Crash
by cassierules
Summary: Quinn got into Yale. She's supposed to have a future, and all she sees there is Rachel. Trying to sort herself out after Finn's proposal, an accident on Lima's back roads could rip all of that away. Faberry endgame.


**IMPORTANT AUTHORS NOTE: **This chapter contains descriptions of violence, swearing, underage smoking and drinking, references to bullying and references to homosexuality and homosexual relationships. If any of that bothers or triggers you, please chose another, more appropriate fiction for you to read. This chapter might also contain potential spoilers for Episode 3x15, however, will probably not occur in canon, so if you are spoiler-free, I would consider this fiction okay to read. This is a multichapter fanfiction, and Faberry is the endgame ship. The events are set immediately following the Micheal Jackson episode, and disregards canon from The Spanish Teacher onward. Standard disclaimer applies. Please leave a review, but more importantly, ENJOY!

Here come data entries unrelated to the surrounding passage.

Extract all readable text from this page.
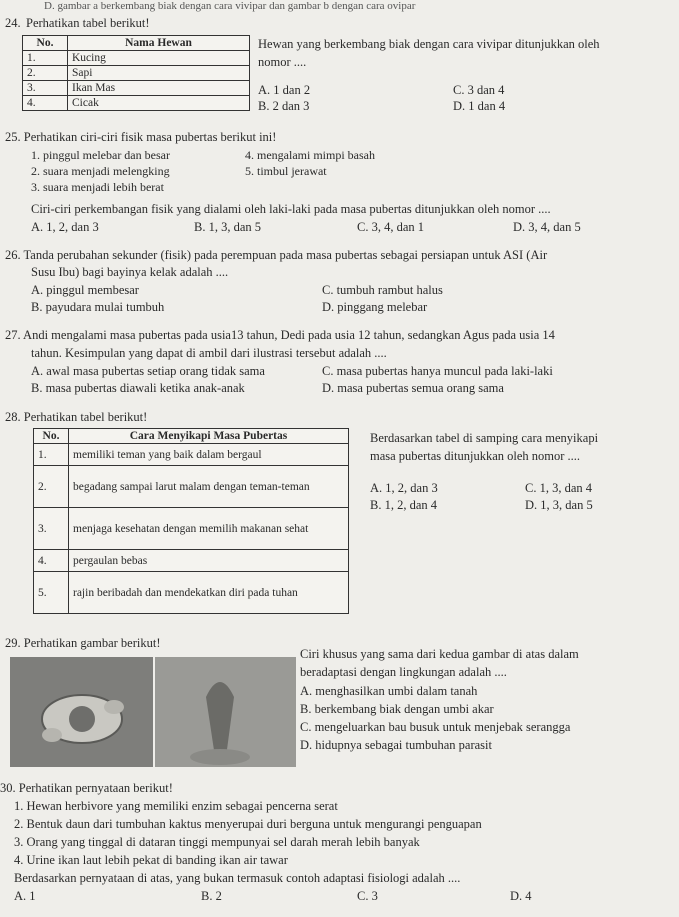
D. gambar a berkembang biak dengan cara vivipar dan gambar b dengan cara ovipar
24. Perhatikan tabel berikut!
No.	Nama Hewan
1.	Kucing
2.	Sapi
3.	Ikan Mas
4.	Cicak
Hewan yang berkembang biak dengan cara vivipar ditunjukkan oleh
nomor ....
A. 1 dan 2
B. 2 dan 3
C. 3 dan 4
D. 1 dan 4
25. Perhatikan ciri-ciri fisik masa pubertas berikut ini!
1. pinggul melebar dan besar
2. suara menjadi melengking
3. suara menjadi lebih berat
4. mengalami mimpi basah
5. timbul jerawat
Ciri-ciri perkembangan fisik yang dialami oleh laki-laki pada masa pubertas ditunjukkan oleh nomor ....
A. 1, 2, dan 3	B. 1, 3, dan 5	C. 3, 4, dan 1	D. 3, 4, dan 5
26. Tanda perubahan sekunder (fisik) pada perempuan pada masa pubertas sebagai persiapan untuk ASI (Air
Susu Ibu) bagi bayinya kelak adalah ....
A. pinggul membesar
B. payudara mulai tumbuh
C. tumbuh rambut halus
D. pinggang melebar
27. Andi mengalami masa pubertas pada usia13 tahun, Dedi pada usia 12 tahun, sedangkan Agus pada usia 14
tahun. Kesimpulan yang dapat di ambil dari ilustrasi tersebut adalah ....
A. awal masa pubertas setiap orang tidak sama
B. masa pubertas diawali ketika anak-anak
C. masa pubertas hanya muncul pada laki-laki
D. masa pubertas semua orang sama
28. Perhatikan tabel berikut!
No.	Cara Menyikapi Masa Pubertas
1.	memiliki teman yang baik dalam bergaul
2.	begadang sampai larut malam dengan teman-teman
3.	menjaga kesehatan dengan memilih makanan sehat
4.	pergaulan bebas
5.	rajin beribadah dan mendekatkan diri pada tuhan
Berdasarkan tabel di samping cara menyikapi
masa pubertas ditunjukkan oleh nomor ....
A. 1, 2, dan 3
B. 1, 2, dan 4
C. 1, 3, dan 4
D. 1, 3, dan 5
29. Perhatikan gambar berikut!
Ciri khusus yang sama dari kedua gambar di atas dalam
beradaptasi dengan lingkungan adalah ....
A. menghasilkan umbi dalam tanah
B. berkembang biak dengan umbi akar
C. mengeluarkan bau busuk untuk menjebak serangga
D. hidupnya sebagai tumbuhan parasit
30. Perhatikan pernyataan berikut!
1. Hewan herbivore yang memiliki enzim sebagai pencerna serat
2. Bentuk daun dari tumbuhan kaktus menyerupai duri berguna untuk mengurangi penguapan
3. Orang yang tinggal di dataran tinggi mempunyai sel darah merah lebih banyak
4. Urine ikan laut lebih pekat di banding ikan air tawar
Berdasarkan pernyataan di atas, yang bukan termasuk contoh adaptasi fisiologi adalah ....
A. 1	B. 2	C. 3	D. 4
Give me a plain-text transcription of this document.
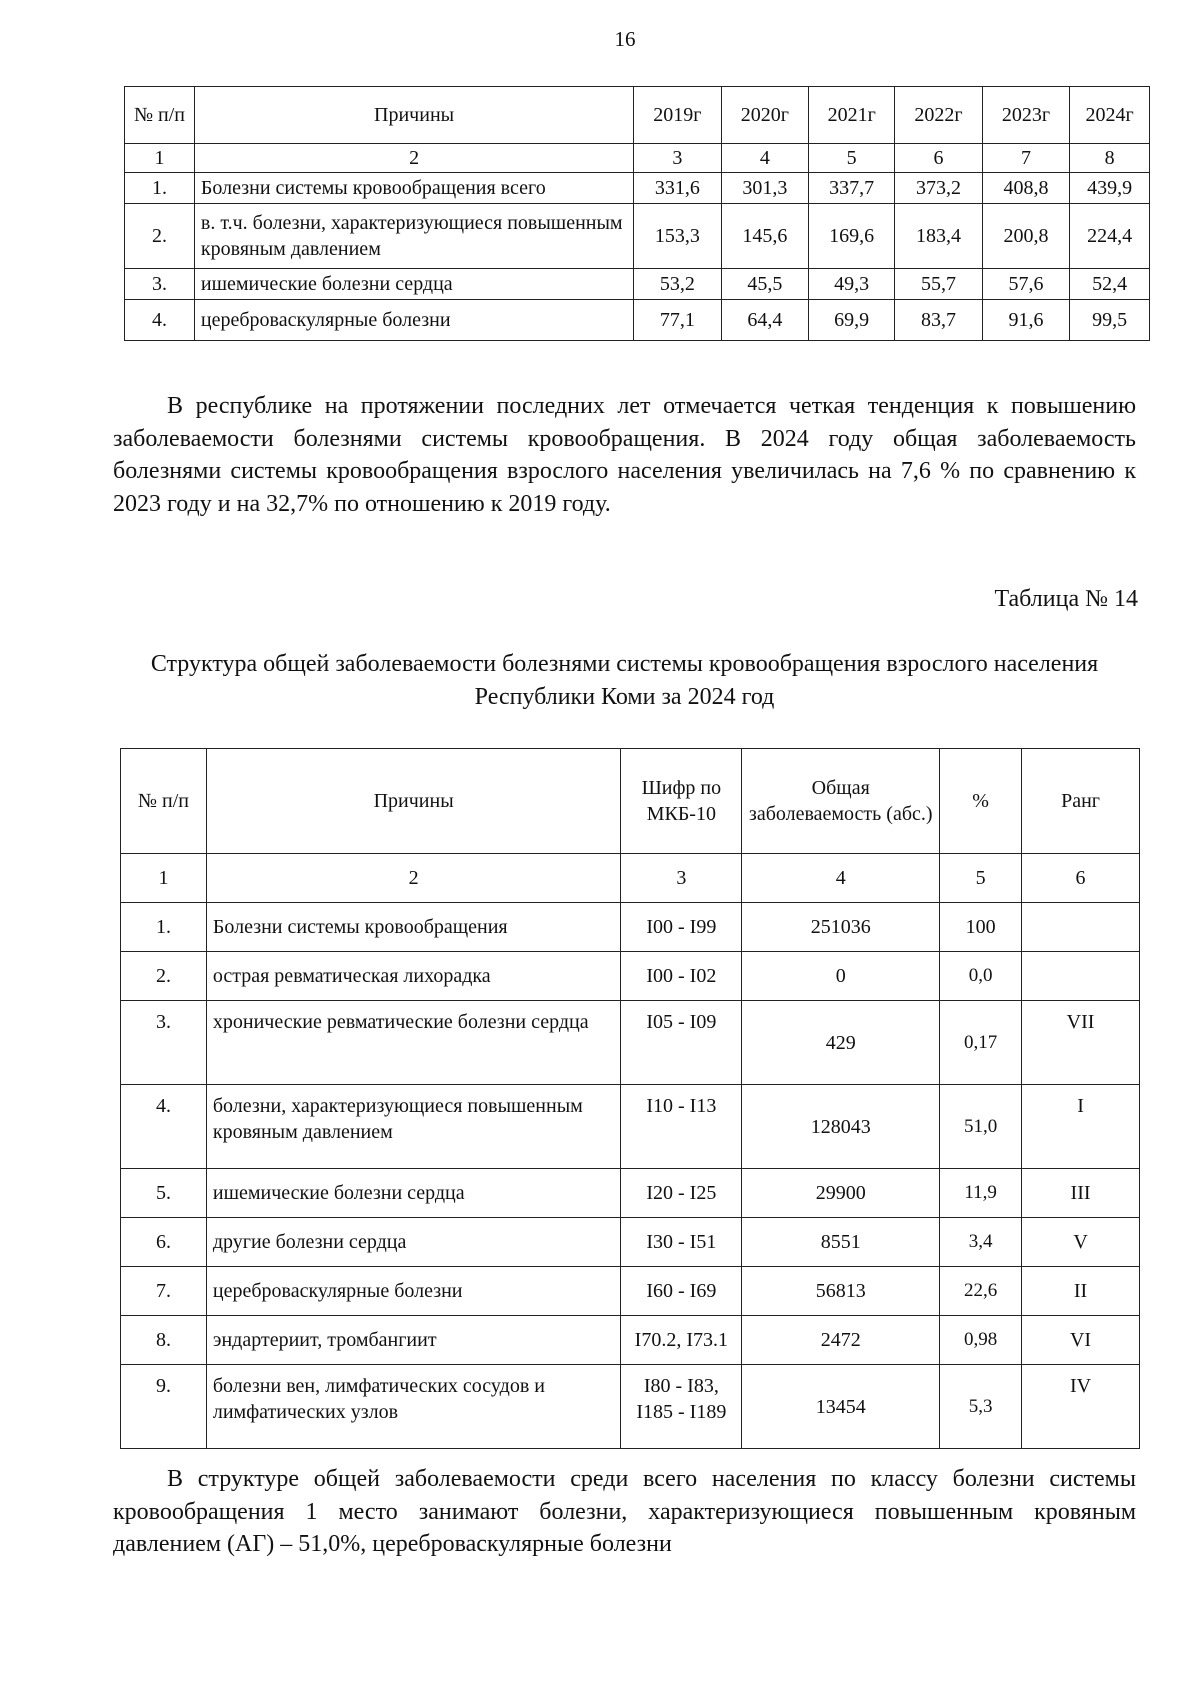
16
№ п/п	Причины	2019г	2020г	2021г	2022г	2023г	2024г
1	2	3	4	5	6	7	8
1.	Болезни системы кровообращения всего	331,6	301,3	337,7	373,2	408,8	439,9
2.	в. т.ч. болезни, характеризующиеся повышенным кровяным давлением	153,3	145,6	169,6	183,4	200,8	224,4
3.	ишемические болезни сердца	53,2	45,5	49,3	55,7	57,6	52,4
4.	цереброваскулярные болезни	77,1	64,4	69,9	83,7	91,6	99,5
В республике на протяжении последних лет отмечается четкая тенденция к повышению заболеваемости болезнями системы кровообращения. В 2024 году общая заболеваемость болезнями системы кровообращения взрослого населения увеличилась на 7,6 % по сравнению к 2023 году и на 32,7% по отношению к 2019 году.
Таблица № 14
Структура общей заболеваемости болезнями системы кровообращения взрослого населения Республики Коми за 2024 год
№ п/п	Причины	Шифр по МКБ-10	Общая заболеваемость (абс.)	%	Ранг
1	2	3	4	5	6
1.	Болезни системы кровообращения	I00 - I99	251036	100	
2.	острая ревматическая лихорадка	I00 - I02	0	0,0	
3.	хронические ревматические болезни сердца	I05 - I09	429	0,17	VII
4.	болезни, характеризующиеся повышенным кровяным давлением	I10 - I13	128043	51,0	I
5.	ишемические болезни сердца	I20 - I25	29900	11,9	III
6.	другие болезни сердца	I30 - I51	8551	3,4	V
7.	цереброваскулярные болезни	I60 - I69	56813	22,6	II
8.	эндартериит, тромбангиит	I70.2, I73.1	2472	0,98	VI
9.	болезни вен, лимфатических сосудов и лимфатических узлов	I80 - I83, I185 - I189	13454	5,3	IV
В структуре общей заболеваемости среди всего населения по классу болезни системы кровообращения 1 место занимают болезни, характеризующиеся повышенным кровяным давлением (АГ) – 51,0%, цереброваскулярные болезни
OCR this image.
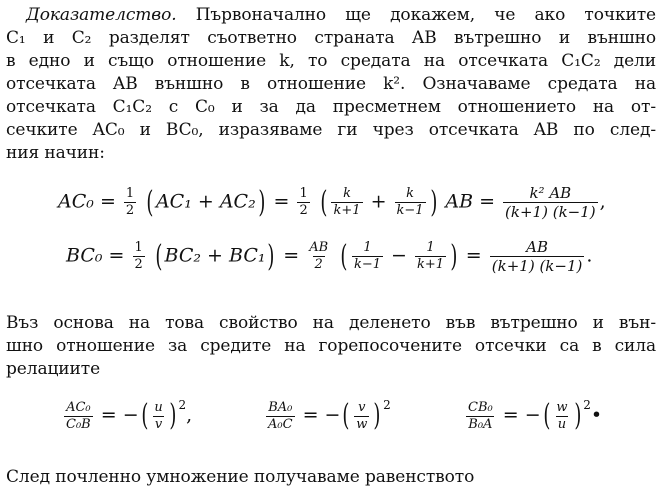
Доказателство. Първоначално ще докажем, че ако точките
C₁ и C₂ разделят съответно страната AB вътрешно и външно
в едно и също отношение k, то средата на отсечката C₁C₂ дели
отсечката AB външно в отношение k². Означаваме средата на
отсечката C₁C₂ с C₀ и за да пресметнем отношението на от-
сечките AC₀ и BC₀, изразяваме ги чрез отсечката AB по след-
ния начин:
$AC_0 = \frac{1}{2}$ ( $AC_1 + AC_2) = \frac{1}{2}$ ( $\frac{k}{k+1} + \frac{k}{k-1}$ ) AB = $\frac{\text{k² AB}}{(k+1) (k-1)}$ ,
$BC_0 = \frac{1}{2}$ ( $BC_2 + BC_1) = \frac{AB}{2}$ ( $\frac{1}{k-1} - \frac{1}{k+1}$ ) = $\frac{AB}{(k+1) (k-1)}$ .
Въз основа на това свойство на деленето във вътрешно и вън-
шно отношение за средите на горепосочените отсечки са в сила
релациите
$\frac{\text{AC₀}}{\text{C₀B}}$ = −( $\frac{u}{v}$ ) $^2$,	$\frac{\text{BA₀}}{\text{A₀C}}$ = −( $\frac{v}{w}$ ) $^2$	$\frac{\text{CB₀}}{\text{B₀A}}$ = −( $\frac{w}{u}$ ) $^2$•
След почленно умножение получаваме равенството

It's all ploughed out Midwestern farmland, where rich, dark, soil meets dry, tanned, grasses beside a road sprayed with gray gravel and in the in-between season of Winter-spring, tiny blue cubes of road salt. There's a fence that guards a solitary combed dirt divergence from the single road leading into Lima,Ohio, winding its way to the leaning tower of clay, slabs of cooled cement holding junkyard metal and wood together in something that might resemble what Tim Burton might do if he had a go at Little House on the Prairie. In her own prairie patterned dress, a whisper of sky-blue cotton that brushes her calves, she stands, leaning against the fence, legs wide apart, watching for the high beams from a pickup truck that slowly creaks its way up the road. It's chilly enough to warrant bright yellow wool coat and fur-trimmed wedges, and blowing on her freezing fingers as the pick-up pulls up beside her. He jumps out of the truck, right arm loaded with a six pack of beer, glass bottled and still shimmering with freezer-fresh condensation, a pack of cigarettes tucked inside the cardboard handle.

"Hey."

"Hey." She grins, and taps her fingers impatiently against the fence.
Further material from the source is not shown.